Getting married? What to ask before saying “I do”
Index
Do you want to see your mother-in-law more? Holiday less? Ok, so these questions may not be top of the list, but there is a lot you two have to talk about regarding your relationship before getting married.
"The key to successful relationships isn’t necessarily agreeing on everything," says psychologist Cassandra Dunn. "Shared values are important but if you and your partner avoid arguing or always ‘agree to disagree’, problems can fester."
Dunn suggests “The most successful couples are able to raise concerns, stay away from contempt and criticism, and listen non-defensively. Emotionally re-connecting and moving on after an argument is also the sign of a relationship likely to stand the test of time.”
Here are 8 topics you should definitely broach with your partner before saying I Do:
The Past
It’s a foreign country, and you should try to take your future spouse on a guided tour. What are some your successes and failures? What gave you hope, or took it away? Does your partner know how and why you became the person you are today?
Intimacy
Relationships Australia defines intimacy as "being emotionally close to your partner"; being able to talk about how you really feel, but also being able to listen about how they feel. Can you open up, can you lean on them for support? Do they know that you love them and vice versa?
Sex
The happiest couples have sex twice a week, though this may be the result of a happy relationship, not the cause (there is no medical reason for this frequency, or any obligation to meet it). Are you both happy with your sex life? Are you prepared for this to change? Are you both happy to sleep with the same person for the rest of your lives?

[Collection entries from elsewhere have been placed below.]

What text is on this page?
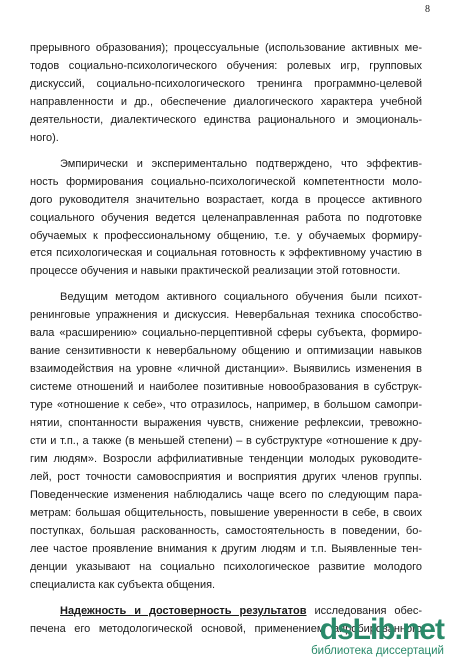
8
прерывного образования); процессуальные (использование активных ме-
тодов социально-психологического обучения: ролевых игр, групповых
дискуссий, социально-психологического тренинга программно-целевой
направленности и др., обеспечение диалогического характера учебной
деятельности, диалектического единства рационального и эмоциональ-
ного).
Эмпирически и экспериментально подтверждено, что эффектив-
ность формирования социально-психологической компетентности моло-
дого руководителя значительно возрастает, когда в процессе активного
социального обучения ведется целенаправленная работа по подготовке
обучаемых к профессиональному общению, т.е. у обучаемых формиру-
ется психологическая и социальная готовность к эффективному участию в
процессе обучения и навыки практической реализации этой готовности.
Ведущим методом активного социального обучения были психот-
ренинговые упражнения и дискуссия. Невербальная техника способство-
вала «расширению» социально-перцептивной сферы субъекта, формиро-
вание сензитивности к невербальному общению и оптимизации навыков
взаимодействия на уровне «личной дистанции». Выявились изменения в
системе отношений и наиболее позитивные новообразования в субструк-
туре «отношение к себе», что отразилось, например, в большом самопри-
нятии, спонтанности выражения чувств, снижение рефлексии, тревожно-
сти и т.п., а также (в меньшей степени) – в субструктуре «отношение к дру-
гим людям». Возросли аффилиативные тенденции молодых руководите-
лей, рост точности самовосприятия и восприятия других членов группы.
Поведенческие изменения наблюдались чаще всего по следующим пара-
метрам: большая общительность, повышение уверенности в себе, в своих
поступках, большая раскованность, самостоятельность в поведении, бо-
лее частое проявление внимания к другим людям и т.п. Выявленные тен-
денции указывают на социально психологическое развитие молодого
специалиста как субъекта общения.
Надежность и достоверность результатов исследования обес-
печена его методологической основой, применением апробированного
dsLib.net
библиотека диссертаций
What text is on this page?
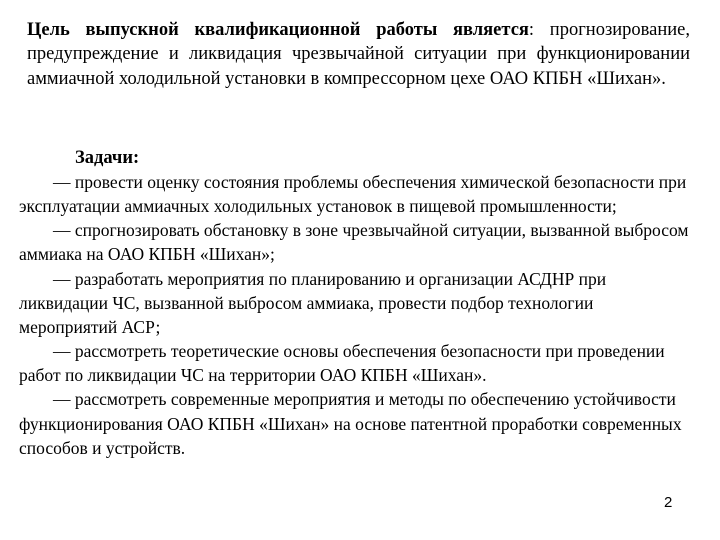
Цель выпускной квалификационной работы является: прогнозирование, предупреждение и ликвидация чрезвычайной ситуации при функционировании аммиачной холодильной установки в компрессорном цехе ОАО КПБН «Шихан».
Задачи:
— провести оценку состояния проблемы обеспечения химической безопасности при эксплуатации аммиачных холодильных установок в пищевой промышленности;
— спрогнозировать обстановку в зоне чрезвычайной ситуации, вызванной выбросом аммиака на ОАО КПБН «Шихан»;
— разработать мероприятия по планированию и организации АСДНР при ликвидации ЧС, вызванной выбросом аммиака, провести подбор технологии мероприятий АСР;
— рассмотреть теоретические основы обеспечения безопасности при проведении работ по ликвидации ЧС на территории ОАО КПБН «Шихан».
— рассмотреть современные мероприятия и методы по обеспечению устойчивости функционирования ОАО КПБН «Шихан» на основе патентной проработки современных способов и устройств.
2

It’s important to talk about sex and family expectations – before you tie the knot
Children
For a start, are you going to have children (or, you know, just one)? The 2008 Relationship Indicators Survey found that 79% of people marry to provide security for their kids. But which school? Will one of you make the significant sacrifices to raise them? Harry Potter or Hunger Games?
Family
We’re conditioned to be wary of our in-laws; the overprotective father, the meddling mother, but this doesn’t have to be you. How much time do you want to spend with your family, and theirs, after marriage? Where will you spend holidays, Sunday lunches and major events like birthdays, Easter and Christmas?
Money
Money is the leading cause of stress in relationships, (from around 35% and up to 44% in couples between the ages of 44 to 54) and the least romantic item on this list. Do either of you have debt? Will you share a bank account or a rainy-day fund? Who’s going to make sure the lights stay on and water comes out of the tap?
Beliefs
These may relate to religion (or lack there-of) but morals and values too. It’s ok to have different personalities, but having very different values is much more problematic. Are you both prepared to make a lasting commitment to the other? If one partner believes that career comes before children, that will place a great deal of stress on the marriage.
Boundaries
Honesty, forgiveness and faithfulness are all interrelated and complex. Are you honest with your partner? What would you not tell them? Do you both know the difference between keeping secrets and privacy? Will you both get the space you need or want to pursue your solo interests? Is catching up with ex-partners a deal-breaker?
Now that the easy questions are out of the way; who’s having meat or fish, and what song will you have that choreographed dance to?
If you think you need help having an open and honest dialogue with your fiancé, speaking to a marriage counsellor together might help.